Photographer #2: I heard it was in the will. It was how he wanted to be remembered.
Edward D. Wood, Jr.: Dolores, I have 5 days to finish this picture. Don't get goofy on me.
Edward D. Wood, Jr.: Do you know that I've even had producers re-cut my movies?
Orson Welles: I hate when that happens.
Edward D. Wood, Jr.: And they always want to cast their buddies. It doesn't even matter if they're right for the part.
Orson Welles: Tell me about it. I'm supposed to do a thriller for Universal.
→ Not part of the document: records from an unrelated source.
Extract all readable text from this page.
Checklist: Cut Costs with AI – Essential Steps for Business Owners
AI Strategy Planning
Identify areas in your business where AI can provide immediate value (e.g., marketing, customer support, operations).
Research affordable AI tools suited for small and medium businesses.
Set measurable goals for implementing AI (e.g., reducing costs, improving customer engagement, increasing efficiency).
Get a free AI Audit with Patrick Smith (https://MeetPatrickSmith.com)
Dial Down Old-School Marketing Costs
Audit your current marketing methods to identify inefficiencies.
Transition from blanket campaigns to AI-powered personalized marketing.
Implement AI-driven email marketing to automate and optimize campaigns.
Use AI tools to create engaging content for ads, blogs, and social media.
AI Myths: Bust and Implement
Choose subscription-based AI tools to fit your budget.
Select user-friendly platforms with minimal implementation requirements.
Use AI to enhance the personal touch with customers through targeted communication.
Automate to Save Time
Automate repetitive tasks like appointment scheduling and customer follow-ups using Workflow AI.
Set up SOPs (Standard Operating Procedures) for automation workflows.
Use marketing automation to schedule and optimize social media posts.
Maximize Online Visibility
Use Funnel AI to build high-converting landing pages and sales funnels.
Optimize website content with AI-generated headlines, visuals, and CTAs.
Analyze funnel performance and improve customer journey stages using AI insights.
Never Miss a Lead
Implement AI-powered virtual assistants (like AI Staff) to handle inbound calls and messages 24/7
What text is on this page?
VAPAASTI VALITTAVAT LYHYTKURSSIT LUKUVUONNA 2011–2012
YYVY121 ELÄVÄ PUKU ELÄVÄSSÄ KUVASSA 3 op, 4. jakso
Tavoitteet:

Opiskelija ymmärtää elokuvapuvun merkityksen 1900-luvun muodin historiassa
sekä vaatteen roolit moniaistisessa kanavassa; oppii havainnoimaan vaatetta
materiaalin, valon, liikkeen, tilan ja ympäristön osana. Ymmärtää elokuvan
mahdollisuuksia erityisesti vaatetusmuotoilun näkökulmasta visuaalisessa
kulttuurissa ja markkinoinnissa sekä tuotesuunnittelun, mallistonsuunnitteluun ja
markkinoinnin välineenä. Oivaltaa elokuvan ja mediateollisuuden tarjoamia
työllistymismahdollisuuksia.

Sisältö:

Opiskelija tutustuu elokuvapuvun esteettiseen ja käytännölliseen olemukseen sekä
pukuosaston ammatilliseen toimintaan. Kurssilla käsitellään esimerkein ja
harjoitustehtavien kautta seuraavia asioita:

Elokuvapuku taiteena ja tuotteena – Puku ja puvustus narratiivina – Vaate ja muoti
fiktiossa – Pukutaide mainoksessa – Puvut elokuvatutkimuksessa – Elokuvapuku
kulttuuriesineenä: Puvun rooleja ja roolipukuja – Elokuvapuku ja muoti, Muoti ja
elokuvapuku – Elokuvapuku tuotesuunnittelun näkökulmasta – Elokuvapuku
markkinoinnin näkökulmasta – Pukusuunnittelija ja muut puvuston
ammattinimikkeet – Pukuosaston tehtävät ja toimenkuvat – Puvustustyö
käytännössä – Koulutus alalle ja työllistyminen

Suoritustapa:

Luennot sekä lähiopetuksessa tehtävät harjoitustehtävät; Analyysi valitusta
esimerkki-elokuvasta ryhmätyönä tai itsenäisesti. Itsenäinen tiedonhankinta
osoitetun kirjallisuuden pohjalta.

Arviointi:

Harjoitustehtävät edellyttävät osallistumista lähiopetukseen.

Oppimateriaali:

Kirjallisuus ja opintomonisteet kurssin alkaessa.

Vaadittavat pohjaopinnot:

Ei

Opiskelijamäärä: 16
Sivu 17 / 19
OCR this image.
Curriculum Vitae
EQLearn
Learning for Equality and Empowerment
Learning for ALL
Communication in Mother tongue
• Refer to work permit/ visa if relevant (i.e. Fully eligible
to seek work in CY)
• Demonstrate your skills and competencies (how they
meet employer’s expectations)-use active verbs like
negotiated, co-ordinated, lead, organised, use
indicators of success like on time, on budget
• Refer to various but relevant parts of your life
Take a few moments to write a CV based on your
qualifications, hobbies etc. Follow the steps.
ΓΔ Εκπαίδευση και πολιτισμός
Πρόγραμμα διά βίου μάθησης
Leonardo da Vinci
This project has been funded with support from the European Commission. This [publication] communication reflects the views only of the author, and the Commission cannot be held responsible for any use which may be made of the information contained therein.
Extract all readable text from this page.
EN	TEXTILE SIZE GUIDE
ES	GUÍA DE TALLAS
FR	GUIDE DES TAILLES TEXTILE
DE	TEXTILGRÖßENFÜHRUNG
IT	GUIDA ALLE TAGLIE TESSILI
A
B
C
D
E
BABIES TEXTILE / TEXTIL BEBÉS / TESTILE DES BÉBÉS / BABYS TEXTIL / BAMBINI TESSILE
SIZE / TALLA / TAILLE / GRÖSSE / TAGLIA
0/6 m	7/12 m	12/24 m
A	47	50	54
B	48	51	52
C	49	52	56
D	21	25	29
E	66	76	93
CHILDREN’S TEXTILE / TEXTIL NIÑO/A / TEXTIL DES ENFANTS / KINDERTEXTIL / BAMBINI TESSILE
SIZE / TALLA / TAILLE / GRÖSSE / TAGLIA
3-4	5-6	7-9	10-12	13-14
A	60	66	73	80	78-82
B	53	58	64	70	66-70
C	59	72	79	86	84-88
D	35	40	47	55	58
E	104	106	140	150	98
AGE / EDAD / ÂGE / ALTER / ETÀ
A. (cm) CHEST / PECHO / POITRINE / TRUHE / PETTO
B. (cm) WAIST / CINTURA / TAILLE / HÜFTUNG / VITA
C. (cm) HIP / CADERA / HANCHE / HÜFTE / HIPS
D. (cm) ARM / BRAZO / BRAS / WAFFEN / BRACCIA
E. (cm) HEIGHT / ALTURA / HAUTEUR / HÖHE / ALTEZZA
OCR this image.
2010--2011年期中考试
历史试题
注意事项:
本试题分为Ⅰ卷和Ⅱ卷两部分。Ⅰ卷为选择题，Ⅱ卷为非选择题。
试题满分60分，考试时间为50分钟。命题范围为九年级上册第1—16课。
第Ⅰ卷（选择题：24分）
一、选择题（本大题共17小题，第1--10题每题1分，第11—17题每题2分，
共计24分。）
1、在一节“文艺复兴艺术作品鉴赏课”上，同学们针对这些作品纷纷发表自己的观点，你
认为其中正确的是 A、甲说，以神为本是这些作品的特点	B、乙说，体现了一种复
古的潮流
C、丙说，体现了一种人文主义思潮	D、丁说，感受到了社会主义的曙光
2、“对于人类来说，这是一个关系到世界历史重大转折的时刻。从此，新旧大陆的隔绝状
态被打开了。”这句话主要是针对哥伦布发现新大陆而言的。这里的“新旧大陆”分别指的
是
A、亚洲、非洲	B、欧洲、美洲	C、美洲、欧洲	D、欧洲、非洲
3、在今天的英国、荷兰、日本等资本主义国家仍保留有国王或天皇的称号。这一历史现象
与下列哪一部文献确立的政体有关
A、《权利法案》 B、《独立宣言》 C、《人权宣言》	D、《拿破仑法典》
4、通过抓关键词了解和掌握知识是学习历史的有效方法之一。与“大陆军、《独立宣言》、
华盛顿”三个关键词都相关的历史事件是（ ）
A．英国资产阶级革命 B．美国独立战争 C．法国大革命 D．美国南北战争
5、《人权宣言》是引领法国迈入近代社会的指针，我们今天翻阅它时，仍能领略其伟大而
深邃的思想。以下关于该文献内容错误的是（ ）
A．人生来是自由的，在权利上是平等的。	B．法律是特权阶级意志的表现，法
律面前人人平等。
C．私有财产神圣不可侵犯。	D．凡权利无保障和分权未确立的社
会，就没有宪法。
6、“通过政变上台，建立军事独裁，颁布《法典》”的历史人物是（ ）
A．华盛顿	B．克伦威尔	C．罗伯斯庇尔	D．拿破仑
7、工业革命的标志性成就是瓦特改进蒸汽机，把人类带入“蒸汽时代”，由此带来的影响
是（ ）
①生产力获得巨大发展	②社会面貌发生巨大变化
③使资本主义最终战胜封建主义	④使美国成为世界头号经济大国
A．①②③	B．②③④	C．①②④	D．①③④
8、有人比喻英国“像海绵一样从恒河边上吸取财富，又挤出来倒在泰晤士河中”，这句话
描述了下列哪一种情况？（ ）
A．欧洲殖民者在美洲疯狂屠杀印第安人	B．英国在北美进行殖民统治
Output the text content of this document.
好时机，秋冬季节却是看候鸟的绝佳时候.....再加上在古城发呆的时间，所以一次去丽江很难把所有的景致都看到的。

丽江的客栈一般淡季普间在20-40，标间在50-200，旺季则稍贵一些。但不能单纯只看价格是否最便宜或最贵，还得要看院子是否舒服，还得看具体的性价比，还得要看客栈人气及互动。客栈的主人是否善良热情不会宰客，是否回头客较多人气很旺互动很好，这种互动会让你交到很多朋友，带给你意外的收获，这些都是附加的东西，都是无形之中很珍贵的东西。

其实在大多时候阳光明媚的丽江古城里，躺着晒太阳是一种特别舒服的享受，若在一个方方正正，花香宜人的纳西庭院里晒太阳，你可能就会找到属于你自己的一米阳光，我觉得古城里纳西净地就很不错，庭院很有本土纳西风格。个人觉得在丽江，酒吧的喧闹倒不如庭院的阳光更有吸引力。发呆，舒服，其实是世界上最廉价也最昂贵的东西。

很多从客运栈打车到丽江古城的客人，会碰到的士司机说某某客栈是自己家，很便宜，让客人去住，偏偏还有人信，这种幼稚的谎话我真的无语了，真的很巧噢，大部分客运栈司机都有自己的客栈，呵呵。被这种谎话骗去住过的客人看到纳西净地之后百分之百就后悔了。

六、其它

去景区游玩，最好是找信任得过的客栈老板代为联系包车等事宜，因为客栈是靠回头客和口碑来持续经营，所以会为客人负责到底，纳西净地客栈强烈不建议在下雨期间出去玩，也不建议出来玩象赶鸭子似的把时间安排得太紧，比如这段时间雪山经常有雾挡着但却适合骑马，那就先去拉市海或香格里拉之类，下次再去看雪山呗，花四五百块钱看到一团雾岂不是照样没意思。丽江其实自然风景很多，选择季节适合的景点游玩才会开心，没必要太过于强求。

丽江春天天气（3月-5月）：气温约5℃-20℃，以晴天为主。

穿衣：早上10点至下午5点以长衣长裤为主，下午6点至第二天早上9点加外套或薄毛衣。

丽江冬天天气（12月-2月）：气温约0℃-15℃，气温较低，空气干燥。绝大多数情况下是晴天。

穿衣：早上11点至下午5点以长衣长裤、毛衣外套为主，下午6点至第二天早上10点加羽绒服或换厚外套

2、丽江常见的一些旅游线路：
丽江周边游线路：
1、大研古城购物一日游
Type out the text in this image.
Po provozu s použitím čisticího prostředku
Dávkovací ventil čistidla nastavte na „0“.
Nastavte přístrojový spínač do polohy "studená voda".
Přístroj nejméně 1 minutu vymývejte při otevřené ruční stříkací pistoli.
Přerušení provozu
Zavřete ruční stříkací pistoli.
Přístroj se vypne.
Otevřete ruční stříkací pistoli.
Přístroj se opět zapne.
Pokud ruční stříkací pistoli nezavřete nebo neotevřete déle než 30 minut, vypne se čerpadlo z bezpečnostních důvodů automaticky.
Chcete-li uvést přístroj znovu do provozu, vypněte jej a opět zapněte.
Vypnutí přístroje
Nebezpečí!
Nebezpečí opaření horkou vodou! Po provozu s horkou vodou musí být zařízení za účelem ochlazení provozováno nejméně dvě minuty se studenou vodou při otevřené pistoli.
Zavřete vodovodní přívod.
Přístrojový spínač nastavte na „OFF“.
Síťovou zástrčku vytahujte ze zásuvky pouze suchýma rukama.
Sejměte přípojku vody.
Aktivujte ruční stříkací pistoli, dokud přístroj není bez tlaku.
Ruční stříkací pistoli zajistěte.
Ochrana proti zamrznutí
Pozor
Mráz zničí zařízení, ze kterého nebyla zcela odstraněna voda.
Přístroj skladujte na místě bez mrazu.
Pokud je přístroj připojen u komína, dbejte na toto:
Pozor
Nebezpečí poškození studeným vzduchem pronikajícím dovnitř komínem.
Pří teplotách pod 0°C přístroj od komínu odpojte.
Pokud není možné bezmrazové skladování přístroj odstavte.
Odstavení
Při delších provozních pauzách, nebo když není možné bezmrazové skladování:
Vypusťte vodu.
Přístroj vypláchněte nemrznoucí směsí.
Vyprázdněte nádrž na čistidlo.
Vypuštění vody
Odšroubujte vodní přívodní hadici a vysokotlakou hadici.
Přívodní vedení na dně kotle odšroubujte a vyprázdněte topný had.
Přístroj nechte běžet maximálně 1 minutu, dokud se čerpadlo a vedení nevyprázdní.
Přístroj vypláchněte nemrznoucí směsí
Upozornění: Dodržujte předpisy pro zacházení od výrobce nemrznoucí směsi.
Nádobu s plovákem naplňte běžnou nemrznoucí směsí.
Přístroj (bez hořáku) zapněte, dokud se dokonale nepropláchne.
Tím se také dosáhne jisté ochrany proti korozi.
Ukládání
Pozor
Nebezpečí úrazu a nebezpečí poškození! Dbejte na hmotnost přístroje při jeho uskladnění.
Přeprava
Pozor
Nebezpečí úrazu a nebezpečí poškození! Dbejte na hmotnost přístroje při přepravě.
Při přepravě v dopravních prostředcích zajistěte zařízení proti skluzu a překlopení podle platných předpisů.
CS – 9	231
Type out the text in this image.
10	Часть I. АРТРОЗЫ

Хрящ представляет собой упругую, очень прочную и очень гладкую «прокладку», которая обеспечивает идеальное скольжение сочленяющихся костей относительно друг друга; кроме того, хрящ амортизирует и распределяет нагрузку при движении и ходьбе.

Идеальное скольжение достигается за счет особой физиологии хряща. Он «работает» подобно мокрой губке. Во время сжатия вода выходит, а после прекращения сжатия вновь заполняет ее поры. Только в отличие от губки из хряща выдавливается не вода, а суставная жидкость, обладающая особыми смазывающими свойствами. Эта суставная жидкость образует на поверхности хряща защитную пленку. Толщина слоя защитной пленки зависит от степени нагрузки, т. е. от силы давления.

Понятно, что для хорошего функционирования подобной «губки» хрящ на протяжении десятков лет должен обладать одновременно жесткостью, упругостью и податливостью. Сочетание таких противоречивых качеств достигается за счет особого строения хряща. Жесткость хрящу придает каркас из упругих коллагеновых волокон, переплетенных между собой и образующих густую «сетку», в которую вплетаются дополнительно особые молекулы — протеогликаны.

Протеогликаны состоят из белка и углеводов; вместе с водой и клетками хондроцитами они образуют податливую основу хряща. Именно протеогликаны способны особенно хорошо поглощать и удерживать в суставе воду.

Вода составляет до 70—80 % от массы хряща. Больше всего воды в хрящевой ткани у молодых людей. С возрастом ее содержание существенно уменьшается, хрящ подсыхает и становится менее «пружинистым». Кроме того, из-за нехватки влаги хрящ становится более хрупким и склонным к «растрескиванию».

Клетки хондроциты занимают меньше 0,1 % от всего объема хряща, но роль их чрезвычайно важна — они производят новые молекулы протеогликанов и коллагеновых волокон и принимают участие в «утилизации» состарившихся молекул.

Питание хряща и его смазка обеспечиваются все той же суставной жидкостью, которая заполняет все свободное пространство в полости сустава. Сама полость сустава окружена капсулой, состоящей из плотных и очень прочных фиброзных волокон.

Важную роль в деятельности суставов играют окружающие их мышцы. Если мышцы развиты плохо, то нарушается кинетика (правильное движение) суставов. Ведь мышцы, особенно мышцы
They want Charlton Heston as a Mexican.
Georgie Weiss: Why would Lugosi wanna do a sex-change flick?
Edward D. Wood, Jr.: Because he's my friend.
Kathy O'Hara: Eddie's the only fella in town who doesn't pass judgment on people.
Edward D. Wood, Jr.: That's right. If I did, I wouldn't have any friends.
Edward D. Wood, Jr.: Say, let's get married.
Kathy O'Hara: Huh?
Edward D. Wood, Jr.: Right now. Let's go to Vegas.
Kathy O'Hara: But, Eddie, it's pouring and the car top is stuck.
Edward D. Wood, Jr.: Phooey. It's only a five hour drive and it'll probably stop by the time we get to the desert. Heck, it'll probably stop by the time we get around the corner. Let's go.